F.P.1 Doesn’t Answer is a rather slow-moving and weakly-plotted film ostensibly about the construction of a giant floating runway to be moored in the middle of the Atlantic Ocean, but it is actually more concerned with a tedious love triangle. The central character is an egotistical aviator named Ellissen (played by Hans Albers acting like he’s just walked in from an opera) who helps his best friend Droste (Paul Hartmann), a designer, convince a shipyard to build Floating Platform #1. The sister of the three shipyard owners, Claire (Sybille Schmitz) falls in love with Ellissen but he leaves her to fly non-stop around the world from Berlin to Berlin. Unfortunately, he is not seen again until two-and-a-half years later, when we find out he crashed his plane in the Australian outback and was too embarrassed to emerge from the bush. I’m not making this up.
By the time he returns, F.P.1 is completed and in position in the Atlantic and Claire has switched her affections to Droste, who is now in charge of the platform, which has become a city on the ocean, with runways, hangars, hotels, and shopping centres. At one point the crew of F.P.1 become victims of a saboteur, who has gassed them all to sleep. Before the chief engineer (Herrmann Speelmans) flees he opens the valves, causing the platform to slowly sink. Claire finds the badly injured Droste and takes care of him, and Ellissen comes to the realisation that Claire is slipping away from him. After a short while, he pulls himself together and takes a plane out to get help. He sees a ship, jumps from his plane, is taken aboard the ship, and calls for help via radio so a fleet of ships and planes can be sent to rescue F.P.1. All ends happily: Droste gets the girl, while Ellissen joins an expedition to capture a giant South America condor.
Rather on the level of a mediocre pulp novel, it has nothing of the slickness, vitality or humour of similar Hollywood products of the period. Even the model work, which is somewhat sparse, isn’t terribly convincing. The only real source of entertainment is the overacting of Hans Albers and the languid posing of the statuesque Sybille Schmitz. A young Peter Lorre also appears in the film, but he doesn’t have much to do except stand around and look mournful, and for good reason. It was the final film that either Lorre or Kurt Siodmak would make in Germany before the outbreak of war.

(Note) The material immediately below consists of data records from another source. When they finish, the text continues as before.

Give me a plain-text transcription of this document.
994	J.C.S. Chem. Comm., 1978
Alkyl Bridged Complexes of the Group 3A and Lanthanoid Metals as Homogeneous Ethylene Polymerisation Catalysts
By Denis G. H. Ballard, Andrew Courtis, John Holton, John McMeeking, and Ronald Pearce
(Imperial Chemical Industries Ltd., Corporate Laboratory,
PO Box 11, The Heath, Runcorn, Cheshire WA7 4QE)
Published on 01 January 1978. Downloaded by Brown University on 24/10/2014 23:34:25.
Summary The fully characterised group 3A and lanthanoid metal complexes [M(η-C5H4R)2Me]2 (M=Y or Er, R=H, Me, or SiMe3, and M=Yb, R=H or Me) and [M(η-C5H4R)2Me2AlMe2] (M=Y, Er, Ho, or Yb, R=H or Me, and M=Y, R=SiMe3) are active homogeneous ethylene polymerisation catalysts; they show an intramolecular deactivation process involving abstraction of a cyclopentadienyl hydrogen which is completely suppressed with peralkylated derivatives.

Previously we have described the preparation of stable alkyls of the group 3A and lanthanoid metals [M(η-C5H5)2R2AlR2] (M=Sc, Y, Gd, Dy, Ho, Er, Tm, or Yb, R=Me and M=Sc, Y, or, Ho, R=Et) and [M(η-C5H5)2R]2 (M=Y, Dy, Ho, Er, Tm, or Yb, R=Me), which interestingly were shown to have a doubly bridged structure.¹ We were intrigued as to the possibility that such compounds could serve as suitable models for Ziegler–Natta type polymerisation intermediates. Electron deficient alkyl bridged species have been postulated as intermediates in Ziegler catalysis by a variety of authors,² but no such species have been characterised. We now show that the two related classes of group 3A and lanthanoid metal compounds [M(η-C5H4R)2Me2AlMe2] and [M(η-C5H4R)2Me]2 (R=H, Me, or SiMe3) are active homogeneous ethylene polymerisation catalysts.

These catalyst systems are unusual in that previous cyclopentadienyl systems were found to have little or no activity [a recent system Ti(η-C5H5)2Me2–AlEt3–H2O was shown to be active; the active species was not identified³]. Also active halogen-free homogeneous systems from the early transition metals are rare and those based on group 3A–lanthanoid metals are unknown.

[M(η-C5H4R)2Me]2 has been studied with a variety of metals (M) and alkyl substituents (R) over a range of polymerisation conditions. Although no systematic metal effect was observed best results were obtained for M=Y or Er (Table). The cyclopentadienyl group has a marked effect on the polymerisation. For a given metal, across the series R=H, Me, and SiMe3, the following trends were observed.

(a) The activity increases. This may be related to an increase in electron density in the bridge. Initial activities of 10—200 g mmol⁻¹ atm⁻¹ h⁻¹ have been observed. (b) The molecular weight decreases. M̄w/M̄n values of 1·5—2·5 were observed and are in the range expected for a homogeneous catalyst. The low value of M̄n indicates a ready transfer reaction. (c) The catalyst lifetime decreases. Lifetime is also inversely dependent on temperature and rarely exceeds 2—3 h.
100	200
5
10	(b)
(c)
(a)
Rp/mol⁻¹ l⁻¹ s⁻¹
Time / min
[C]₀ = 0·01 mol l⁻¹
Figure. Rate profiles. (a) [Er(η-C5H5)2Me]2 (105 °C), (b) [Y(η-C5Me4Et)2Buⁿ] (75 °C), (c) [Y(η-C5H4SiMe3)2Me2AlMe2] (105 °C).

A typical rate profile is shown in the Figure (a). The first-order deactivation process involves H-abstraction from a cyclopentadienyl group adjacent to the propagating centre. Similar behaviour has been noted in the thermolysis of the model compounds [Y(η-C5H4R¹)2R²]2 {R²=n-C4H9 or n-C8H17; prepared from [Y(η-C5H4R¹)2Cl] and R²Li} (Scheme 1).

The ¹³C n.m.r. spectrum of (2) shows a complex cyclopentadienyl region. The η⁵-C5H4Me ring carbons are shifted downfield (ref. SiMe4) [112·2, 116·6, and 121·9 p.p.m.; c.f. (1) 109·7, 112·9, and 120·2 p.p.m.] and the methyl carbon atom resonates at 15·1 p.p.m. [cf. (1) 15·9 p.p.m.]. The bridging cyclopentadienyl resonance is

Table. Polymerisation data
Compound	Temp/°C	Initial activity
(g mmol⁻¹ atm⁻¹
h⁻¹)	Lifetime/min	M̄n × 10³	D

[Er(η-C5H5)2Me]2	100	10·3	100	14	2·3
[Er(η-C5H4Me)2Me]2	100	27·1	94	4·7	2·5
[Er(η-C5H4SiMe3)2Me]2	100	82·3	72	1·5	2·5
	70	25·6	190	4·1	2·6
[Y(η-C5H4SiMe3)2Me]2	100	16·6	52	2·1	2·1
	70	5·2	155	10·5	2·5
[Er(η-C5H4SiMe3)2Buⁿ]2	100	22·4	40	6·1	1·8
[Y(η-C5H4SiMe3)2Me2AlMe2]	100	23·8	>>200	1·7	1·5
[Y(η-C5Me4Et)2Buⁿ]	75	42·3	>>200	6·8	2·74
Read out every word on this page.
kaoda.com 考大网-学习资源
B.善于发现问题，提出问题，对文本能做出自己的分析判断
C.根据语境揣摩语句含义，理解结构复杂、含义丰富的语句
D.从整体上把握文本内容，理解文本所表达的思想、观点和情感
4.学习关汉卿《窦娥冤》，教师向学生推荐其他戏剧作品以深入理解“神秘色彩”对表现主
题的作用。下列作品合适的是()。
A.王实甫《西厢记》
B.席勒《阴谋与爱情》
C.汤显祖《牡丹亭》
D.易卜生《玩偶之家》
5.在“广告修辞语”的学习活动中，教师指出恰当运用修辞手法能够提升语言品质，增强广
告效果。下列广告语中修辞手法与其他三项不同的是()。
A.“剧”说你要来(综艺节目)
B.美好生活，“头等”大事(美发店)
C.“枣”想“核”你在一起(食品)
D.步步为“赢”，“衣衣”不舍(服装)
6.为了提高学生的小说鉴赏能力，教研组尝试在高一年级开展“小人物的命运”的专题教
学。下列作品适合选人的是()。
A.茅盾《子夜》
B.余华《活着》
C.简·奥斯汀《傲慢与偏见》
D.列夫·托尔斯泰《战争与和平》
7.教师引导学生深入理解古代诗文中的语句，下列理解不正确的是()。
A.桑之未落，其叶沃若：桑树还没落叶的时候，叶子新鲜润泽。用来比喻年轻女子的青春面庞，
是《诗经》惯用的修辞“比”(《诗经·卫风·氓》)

There were actually three versions of F.P.1 Doesn’t Answer produced in three different languages performed by three different casts: German, French and English. Peter Lorre appears in the German version, of course, but I’m unsure of the existence of the other versions. If they do exist they’re not in wide distribution. Filming multiple versions in different languages was common in the early sound film period, in fact some say the Spanish version of Dracula (1931) is far superior to the Bela Lugosi version, but that’s another story for another time. Right now I’ll ask you to please join me next week when I have the opportunity to sterilise you with fear during more terror-filled excursions to the dark side of the Land Of Chocolate for…Horror News! Toodles!
F.P.1 Doesn’t Answer (1932)
“F.P.1” does survive in an English cut. Fox Film edited out most of the sci-fi fi/aviation content to focus on the romance. (There was no mad scientist, so they had no choice. :/ ) It was Conrad Veidt’s first English-speaking role. He was totally unconvincing, and at times unintelligible. A slow-moving film became a totally stationary one – like F.P.1 itself, sabotaged to go nowhere.